The sheep-station men who lead the most lonely lives are the boundary riders. They go along the fences day after day and see that the gates are closed and everything is all right. They spend their time in the saddle, riding forty, fifty, and sometimes a hundred miles daily. They carry their blankets with them and sleep on the ground, hobbling their horses beside them.

The real aristocrats of the sheep business are those who clip the wool from the animals’ backs. Sheep shearing is almost a profession in Australia. There are thousands who do nothing else, and they form one of the most important classes of Australian workmen. In the old days the sheep shearer was dependent on the wool growers, taking work wherever he could get it and living in any kind of quarters the station might see fit to give him. But this has changed, and now he dictates terms to the sheep men, with special laws in every state to back him up. The employer must provide decent accommodations and had best handle the men with gloves, or else he will have to reckon with the shearers’ union, one of the most powerful in the Commonwealth. When shearing time comes, the squatter signs a contract, made out according to a prescribed form; and, as a rule, this agreement is rigidly lived up to by both parties. One of the union rules most strictly enforced is that no shearer can be compelled to shear wet sheep. Yet, if he has arrived in the station and finds the sheep wet, he must be paid for the time he waits for their wool to dry out. This is sometimes a hardship for the employer, for even in dry seasons the heavy fleeces absorb considerable moisture.
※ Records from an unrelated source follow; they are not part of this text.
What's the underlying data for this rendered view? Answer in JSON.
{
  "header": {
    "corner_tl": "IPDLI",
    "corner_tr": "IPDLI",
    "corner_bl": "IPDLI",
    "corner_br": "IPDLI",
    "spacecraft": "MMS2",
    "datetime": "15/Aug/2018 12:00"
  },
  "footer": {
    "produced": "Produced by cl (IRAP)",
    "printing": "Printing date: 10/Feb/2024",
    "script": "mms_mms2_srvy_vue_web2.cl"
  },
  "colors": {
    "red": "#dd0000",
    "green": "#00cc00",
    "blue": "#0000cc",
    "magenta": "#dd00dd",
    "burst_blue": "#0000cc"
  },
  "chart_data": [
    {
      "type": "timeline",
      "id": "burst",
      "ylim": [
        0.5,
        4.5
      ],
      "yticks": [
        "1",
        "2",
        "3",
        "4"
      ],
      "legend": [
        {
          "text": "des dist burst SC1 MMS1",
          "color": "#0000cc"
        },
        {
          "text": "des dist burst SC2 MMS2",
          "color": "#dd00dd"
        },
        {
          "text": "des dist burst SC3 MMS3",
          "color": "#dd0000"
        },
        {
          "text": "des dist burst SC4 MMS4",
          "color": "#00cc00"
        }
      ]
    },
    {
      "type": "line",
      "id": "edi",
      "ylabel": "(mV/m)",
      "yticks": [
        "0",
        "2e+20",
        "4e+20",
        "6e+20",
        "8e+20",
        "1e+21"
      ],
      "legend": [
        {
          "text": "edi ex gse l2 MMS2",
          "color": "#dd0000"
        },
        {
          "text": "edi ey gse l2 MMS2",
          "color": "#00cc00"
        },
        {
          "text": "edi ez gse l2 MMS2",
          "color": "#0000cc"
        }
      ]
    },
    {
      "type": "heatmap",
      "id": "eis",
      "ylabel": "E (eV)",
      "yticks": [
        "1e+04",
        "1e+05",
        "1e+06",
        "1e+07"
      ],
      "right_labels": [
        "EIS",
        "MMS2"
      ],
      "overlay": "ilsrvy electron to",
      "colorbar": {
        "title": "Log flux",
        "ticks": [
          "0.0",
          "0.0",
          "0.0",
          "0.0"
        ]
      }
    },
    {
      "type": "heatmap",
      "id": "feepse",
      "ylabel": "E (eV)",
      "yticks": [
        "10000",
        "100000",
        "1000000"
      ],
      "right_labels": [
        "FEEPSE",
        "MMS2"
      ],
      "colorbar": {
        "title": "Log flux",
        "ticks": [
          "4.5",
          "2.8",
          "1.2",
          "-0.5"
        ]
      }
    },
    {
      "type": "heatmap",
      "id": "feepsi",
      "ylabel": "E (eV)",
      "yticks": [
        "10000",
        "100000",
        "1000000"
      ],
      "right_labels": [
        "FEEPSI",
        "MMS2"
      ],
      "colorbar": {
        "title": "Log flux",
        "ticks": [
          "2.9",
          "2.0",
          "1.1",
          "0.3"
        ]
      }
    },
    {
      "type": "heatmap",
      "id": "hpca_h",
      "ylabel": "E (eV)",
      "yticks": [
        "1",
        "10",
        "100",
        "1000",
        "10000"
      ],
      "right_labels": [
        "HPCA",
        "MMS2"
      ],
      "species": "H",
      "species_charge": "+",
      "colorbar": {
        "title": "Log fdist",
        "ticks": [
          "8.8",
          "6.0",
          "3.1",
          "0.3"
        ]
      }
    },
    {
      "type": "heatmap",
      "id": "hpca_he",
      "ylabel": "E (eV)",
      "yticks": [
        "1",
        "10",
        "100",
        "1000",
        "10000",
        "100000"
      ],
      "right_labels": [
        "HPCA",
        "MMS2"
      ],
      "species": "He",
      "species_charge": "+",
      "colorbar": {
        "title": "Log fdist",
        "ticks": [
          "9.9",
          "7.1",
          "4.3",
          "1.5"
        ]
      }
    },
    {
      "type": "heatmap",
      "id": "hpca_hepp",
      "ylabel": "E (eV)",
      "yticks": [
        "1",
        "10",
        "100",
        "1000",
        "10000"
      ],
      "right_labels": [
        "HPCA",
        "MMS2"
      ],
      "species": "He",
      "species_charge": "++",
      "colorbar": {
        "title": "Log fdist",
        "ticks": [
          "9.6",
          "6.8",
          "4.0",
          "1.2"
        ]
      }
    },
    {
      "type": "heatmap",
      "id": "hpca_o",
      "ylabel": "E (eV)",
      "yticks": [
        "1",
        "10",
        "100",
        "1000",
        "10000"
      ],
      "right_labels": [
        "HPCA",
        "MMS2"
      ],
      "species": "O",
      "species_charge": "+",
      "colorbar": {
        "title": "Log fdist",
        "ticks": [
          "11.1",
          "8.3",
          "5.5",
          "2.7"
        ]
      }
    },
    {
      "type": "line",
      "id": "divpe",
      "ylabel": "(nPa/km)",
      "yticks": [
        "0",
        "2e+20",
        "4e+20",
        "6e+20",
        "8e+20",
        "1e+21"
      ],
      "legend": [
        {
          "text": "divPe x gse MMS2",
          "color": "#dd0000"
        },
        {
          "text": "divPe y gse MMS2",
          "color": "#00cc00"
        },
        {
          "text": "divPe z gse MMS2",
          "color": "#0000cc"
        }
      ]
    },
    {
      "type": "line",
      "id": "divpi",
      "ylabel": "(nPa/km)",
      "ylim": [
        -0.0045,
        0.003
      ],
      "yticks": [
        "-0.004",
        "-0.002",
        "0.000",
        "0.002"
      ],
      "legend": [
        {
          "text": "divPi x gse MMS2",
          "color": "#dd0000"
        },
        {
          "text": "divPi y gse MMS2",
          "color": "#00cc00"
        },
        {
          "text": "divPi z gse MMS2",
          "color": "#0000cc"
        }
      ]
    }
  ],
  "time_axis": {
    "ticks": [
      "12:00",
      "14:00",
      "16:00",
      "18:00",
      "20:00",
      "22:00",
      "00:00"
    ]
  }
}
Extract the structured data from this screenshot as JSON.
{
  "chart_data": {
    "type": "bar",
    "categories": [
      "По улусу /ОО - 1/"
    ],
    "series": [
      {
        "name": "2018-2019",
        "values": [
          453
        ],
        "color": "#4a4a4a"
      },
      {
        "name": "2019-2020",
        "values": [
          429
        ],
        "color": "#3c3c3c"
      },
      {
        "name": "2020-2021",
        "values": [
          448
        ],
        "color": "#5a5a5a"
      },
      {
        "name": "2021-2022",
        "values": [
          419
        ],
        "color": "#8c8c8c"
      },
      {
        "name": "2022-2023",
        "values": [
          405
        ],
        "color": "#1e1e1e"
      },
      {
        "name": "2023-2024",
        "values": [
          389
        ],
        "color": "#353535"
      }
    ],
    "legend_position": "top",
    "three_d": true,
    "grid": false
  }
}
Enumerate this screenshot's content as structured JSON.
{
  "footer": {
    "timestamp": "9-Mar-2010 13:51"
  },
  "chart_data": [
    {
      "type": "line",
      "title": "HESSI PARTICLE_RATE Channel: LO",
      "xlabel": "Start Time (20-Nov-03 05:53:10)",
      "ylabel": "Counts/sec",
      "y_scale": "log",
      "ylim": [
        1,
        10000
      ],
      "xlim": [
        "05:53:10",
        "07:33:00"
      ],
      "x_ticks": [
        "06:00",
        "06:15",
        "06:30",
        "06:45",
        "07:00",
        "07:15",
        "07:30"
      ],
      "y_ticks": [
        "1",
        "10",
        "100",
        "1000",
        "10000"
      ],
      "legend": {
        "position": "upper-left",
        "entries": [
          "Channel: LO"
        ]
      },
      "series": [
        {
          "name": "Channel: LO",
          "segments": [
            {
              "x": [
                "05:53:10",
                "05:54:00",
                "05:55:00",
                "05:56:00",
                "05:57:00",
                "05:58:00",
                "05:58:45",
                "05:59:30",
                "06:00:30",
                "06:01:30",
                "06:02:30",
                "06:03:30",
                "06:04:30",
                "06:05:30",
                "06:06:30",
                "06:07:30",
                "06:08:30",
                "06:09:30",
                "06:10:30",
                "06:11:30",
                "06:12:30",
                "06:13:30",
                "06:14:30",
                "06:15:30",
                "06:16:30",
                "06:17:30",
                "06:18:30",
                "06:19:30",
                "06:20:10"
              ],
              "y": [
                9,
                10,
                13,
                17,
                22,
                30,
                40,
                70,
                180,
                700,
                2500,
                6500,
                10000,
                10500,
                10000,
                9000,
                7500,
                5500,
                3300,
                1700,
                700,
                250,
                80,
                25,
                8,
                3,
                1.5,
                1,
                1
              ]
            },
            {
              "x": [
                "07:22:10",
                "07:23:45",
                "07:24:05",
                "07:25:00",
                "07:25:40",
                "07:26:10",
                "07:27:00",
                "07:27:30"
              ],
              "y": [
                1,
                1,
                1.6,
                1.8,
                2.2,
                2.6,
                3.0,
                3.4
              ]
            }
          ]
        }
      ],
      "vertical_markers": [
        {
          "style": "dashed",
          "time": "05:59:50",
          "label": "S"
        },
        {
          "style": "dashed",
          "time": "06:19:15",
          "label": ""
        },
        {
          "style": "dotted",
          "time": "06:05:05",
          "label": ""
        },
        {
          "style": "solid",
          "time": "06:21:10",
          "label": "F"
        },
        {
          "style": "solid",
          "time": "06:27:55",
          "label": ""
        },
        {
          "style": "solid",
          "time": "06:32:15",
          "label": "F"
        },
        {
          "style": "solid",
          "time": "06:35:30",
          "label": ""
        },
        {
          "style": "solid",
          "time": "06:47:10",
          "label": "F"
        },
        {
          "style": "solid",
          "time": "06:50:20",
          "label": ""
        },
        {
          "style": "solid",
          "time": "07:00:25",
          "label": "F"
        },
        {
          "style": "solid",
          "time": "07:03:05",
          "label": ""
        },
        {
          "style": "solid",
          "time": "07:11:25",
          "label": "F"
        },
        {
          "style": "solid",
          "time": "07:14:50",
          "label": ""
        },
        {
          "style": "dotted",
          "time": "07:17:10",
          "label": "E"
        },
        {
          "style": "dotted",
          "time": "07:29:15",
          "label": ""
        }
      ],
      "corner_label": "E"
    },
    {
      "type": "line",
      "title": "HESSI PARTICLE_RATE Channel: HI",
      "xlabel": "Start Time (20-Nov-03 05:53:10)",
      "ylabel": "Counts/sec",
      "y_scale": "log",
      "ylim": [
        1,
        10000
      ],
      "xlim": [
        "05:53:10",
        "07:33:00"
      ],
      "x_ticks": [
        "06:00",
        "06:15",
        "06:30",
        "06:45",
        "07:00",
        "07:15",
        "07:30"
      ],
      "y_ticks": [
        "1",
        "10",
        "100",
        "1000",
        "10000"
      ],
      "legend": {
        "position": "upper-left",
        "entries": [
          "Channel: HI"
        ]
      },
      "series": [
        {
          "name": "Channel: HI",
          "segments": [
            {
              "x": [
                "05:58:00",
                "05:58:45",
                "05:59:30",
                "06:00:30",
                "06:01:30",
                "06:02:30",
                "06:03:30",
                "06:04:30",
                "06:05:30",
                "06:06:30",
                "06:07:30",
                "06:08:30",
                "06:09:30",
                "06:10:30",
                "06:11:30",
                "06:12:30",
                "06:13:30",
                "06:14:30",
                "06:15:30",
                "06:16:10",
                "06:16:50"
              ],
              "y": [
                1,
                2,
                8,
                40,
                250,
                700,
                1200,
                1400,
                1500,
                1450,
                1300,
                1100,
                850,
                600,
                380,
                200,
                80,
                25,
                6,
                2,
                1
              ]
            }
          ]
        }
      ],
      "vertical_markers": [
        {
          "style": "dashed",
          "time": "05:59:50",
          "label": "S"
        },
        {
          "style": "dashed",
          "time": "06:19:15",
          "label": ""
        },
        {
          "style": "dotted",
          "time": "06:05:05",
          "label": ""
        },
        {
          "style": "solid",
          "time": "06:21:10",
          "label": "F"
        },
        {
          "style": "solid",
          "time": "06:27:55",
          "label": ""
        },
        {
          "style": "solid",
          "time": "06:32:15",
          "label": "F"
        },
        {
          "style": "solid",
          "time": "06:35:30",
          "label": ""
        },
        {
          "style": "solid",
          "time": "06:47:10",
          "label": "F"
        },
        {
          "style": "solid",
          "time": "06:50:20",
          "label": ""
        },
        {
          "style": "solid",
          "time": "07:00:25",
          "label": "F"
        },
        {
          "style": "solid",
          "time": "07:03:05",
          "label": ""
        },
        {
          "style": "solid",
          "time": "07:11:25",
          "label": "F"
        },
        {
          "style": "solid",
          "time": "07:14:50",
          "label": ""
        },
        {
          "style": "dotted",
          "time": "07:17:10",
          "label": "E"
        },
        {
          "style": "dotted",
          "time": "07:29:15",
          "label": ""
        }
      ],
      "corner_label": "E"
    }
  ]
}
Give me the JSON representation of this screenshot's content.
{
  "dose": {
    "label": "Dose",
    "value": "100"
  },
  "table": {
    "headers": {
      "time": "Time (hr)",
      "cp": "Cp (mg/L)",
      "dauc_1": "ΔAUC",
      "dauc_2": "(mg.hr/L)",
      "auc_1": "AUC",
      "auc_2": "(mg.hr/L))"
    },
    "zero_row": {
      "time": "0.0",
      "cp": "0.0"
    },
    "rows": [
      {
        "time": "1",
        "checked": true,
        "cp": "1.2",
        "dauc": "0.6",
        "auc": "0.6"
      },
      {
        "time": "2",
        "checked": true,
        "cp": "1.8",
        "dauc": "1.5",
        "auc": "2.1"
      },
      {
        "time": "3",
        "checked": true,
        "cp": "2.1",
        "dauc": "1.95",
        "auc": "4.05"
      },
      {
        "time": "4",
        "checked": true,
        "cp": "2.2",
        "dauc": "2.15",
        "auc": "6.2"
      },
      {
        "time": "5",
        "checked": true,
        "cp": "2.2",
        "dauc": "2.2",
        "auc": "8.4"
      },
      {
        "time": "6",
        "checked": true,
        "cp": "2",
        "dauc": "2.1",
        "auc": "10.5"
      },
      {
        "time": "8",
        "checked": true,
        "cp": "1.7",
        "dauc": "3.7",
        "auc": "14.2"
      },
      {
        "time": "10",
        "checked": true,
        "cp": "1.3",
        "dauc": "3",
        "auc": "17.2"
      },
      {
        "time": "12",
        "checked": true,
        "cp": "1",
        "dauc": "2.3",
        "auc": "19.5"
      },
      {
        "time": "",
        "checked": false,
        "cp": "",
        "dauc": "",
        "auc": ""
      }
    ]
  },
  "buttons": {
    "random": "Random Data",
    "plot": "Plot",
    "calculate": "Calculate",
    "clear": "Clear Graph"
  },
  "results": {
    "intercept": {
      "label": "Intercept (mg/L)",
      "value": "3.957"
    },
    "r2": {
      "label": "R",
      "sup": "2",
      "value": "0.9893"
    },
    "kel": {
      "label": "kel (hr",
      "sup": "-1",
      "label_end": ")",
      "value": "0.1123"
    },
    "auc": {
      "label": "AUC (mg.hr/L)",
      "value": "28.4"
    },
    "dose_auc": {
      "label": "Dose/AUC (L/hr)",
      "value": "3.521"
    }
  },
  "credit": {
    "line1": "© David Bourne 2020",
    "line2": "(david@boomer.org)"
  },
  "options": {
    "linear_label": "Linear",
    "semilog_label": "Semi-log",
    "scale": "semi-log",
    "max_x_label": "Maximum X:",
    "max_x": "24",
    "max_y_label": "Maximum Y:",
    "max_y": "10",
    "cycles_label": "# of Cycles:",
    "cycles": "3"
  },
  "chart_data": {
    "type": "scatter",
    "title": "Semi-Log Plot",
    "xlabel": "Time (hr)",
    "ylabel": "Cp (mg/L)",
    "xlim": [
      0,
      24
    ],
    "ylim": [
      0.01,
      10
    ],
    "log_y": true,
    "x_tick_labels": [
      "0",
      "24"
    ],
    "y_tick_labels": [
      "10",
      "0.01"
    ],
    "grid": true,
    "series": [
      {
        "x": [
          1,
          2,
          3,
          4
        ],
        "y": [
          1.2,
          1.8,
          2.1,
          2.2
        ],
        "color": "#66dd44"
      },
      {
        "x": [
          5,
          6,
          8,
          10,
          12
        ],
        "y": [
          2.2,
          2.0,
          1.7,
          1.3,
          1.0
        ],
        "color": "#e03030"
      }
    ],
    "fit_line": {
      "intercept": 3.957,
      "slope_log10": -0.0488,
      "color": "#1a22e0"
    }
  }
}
The season lasts for nine months. Gangs of shearers start in Queensland, where it is warmest, and then work their way south from station to station until they reach the island state of Tasmania. From there some of the shearers go over to New Zealand, which has a still later season.

Every station has its shearing shed, with barracks for the men. The shearers furnish their own food, buying it of the squatter at wholesale prices. Each gang of shearers has its own cook, and they usually live very well.

In the past many of the shearers were drunkards. They would work at a station until the job was completed, and then take their wages to the nearest public house and there consume them in liquor. Sometimes, they would hand their money over to the saloon-keeper and tell him to keep an account and put them out when the money was gone, a bargain promptly fulfilled by the publican. To-day many of these men are frugal and temperate. They shear for a few years, getting a thousand dollars or more a season, and then invest their savings in stock of their own.

Nowadays the sheep are practically all sheared by machines, somewhat like a barber’s clippers, which are run by steam, compressed air, or electricity. The clippers are fastened to a flexible tube like that connecting a dentist’s drill with its motor. They consist of little knives which move backward and forward over each other at the rate of two thousand times a minute and cut through the wool as a hot knife cuts through butter, taking it off more smoothly and cleanly than by hand. I have seen sheep shorn in this way so that their skins were as smooth as the nap of fine cloth, and as they scampered off they seemed to be clad in soft, white, velvety coats. The managers tell me that, as compared with shearing by hand, the machines save from a quarter to a half pound of wool per sheep, and that there is less danger of cutting the skin than in hand shearing. The average number shorn by each machine is a little more than one hundred per day. Some men can shear more than one hundred per day by hand, and one man is known to have cut the wool from three hundred and twenty-one sheep in one day with a pair of hand shears.

After the wool is shorn it is sorted according to the part of the animal from which it came. On some stations it is put up in bales of three hundred and ninety pounds. Getting the wool to market is a considerable item in the station’s expenses, especially if it is situated far from a railroad. While motor trucks and tractors are coming into use, much of the clip is still hauled on carts drawn by oxen. Some carts will carry ten tons, a yoke of eight or ten oxen being used to pull them.

The bullock drivers, or “bullockies,” as they are called in this land of nicknames, are familiar figures in Australia’s sheep country. Many of them have no other homes than their great, creaking carts, and these often form the homes of their families as well. Such outfits sometimes even include goats to furnish milk on the way.

The “bullockies” spend their lives crawling along the lonely roads behind their slow-moving oxen. In the back blocks they will tell you stories of big loads and record trips. One bullock driver hired a brass band to meet his biggest load of wool at the edge of the railroad town, which he entered with a flourish that brought all the population out to do him honour. A New South Wales “bullocky” drove a team of forty-two oxen ninety-two miles with a load of one hundred and forty-four bales of wool. His team was yoked four abreast and they were kept on the move by the cracks of a whip loaded with ten pounds of shot to weight the lash. Their driver probably used also a steady stream of the profanity for which all Australian “bullockies” are noted.

Another character of the life of the sheep stations is the “sun-downer,” a tramp whose like I have not met in any other part of the world. He will not work, but he travels about on foot from station to station, carrying a can for making his tea and a blue blanket for a bed. From the colour of his blanket he is sometimes called a “humping bluey.”